When I did a Macworld video on screen savers, it turned out to be surprisingly popular, despite the fact that screen savers are no longer must-haves—Mac users apparently still appreciate idle-time visuals.
But there are also screen savers that are useful. Not because they occupy your screen when you’re otherwise busy, but because they serve a useful purpose while occupying your screen. For today’s Gems, I’ve picked two of my favorite useful screen savers, Status Screen Saver and ScriptSaver.
Status Screen Saver
If you enjoy a good screen saver, but you also want to be able to keep an eye on incoming communication and other important info, Status Screen Saver can help. This screensaver lets you choose any other screen saver as its visual background, but displays, along the bottom of your screen, icons for the applications and data you choose, along with the status of each.
Status Screen Saver currently supports ten applications and three types of system data. For each application you choose—your options are Adium, iCal, iChat, Google Notifier, Mail, NetNewsWire, Skype, Things, Twitterrific, or Vienna—you’ll see the application icon along with a numeric display indicating the number of new messages, articles, or tasks. For the system modules—Battery, Time, or Uptime—you see a representative icon and the remaining battery life, the time, or your Mac’s current uptime, respectively.

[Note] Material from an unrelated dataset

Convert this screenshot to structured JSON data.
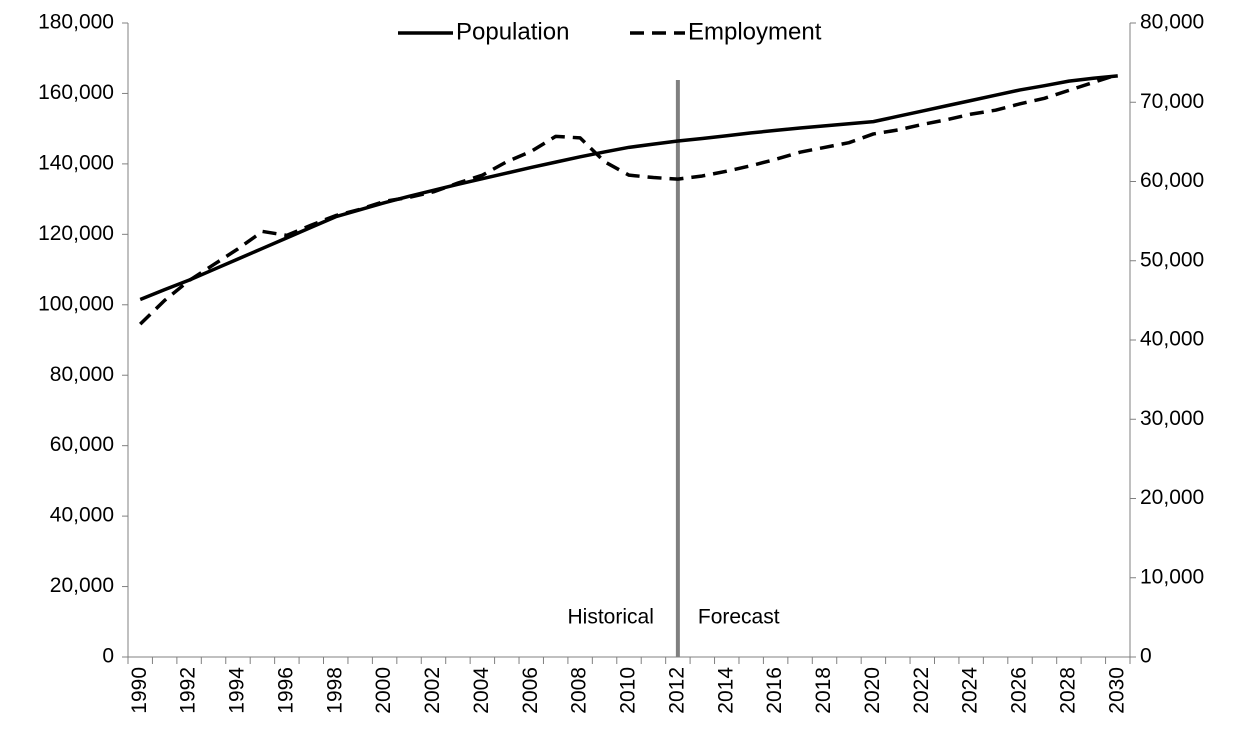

You can choose to have the status info scroll across the screen—useful if you’ve enabled more items than fit—and you can customize the size of the status bar, the color of status badges, and how frequently status information is refreshed.
Status Screen Saver is available in separate versions for OS X 10.5 (Leopard) and OS X 10.6 (Snow Leopard).
I briefly mentioned ScriptSaver in my video on screen savers, but it deserves some dedicated coverage. Unlike most screensavers, which show you something, ScriptSaver does something. Specifically, it can run any AppleScript when the screen saver activates, and another AppleScript when the screen saver deactivates.
For example, you could create a script that logs out the current user, and then set that script to run whenever the screen saver activates, making ScriptSaver a simple way to automatically log out after a period of inactivity—great for lab environments or to add another layer of security to your Mac.
The developer provides a number of example scripts (download link), including ones for logging out, playing iTunes, and pausing iTunes. You can use the latter two to automatically pause iTunes playback when the screen saver kicks in and then resume playback when you start using your computer again.
As for what you see in between, ScriptSaver lets you choose any other installed screen saver. For example, you could choose Status Screen Saver—amusingly, if you do this, you’re actually running three screen savers modules together: ScriptSaver runs Status Screen Saver which runs the screen saver you’ve chosen for your visuals!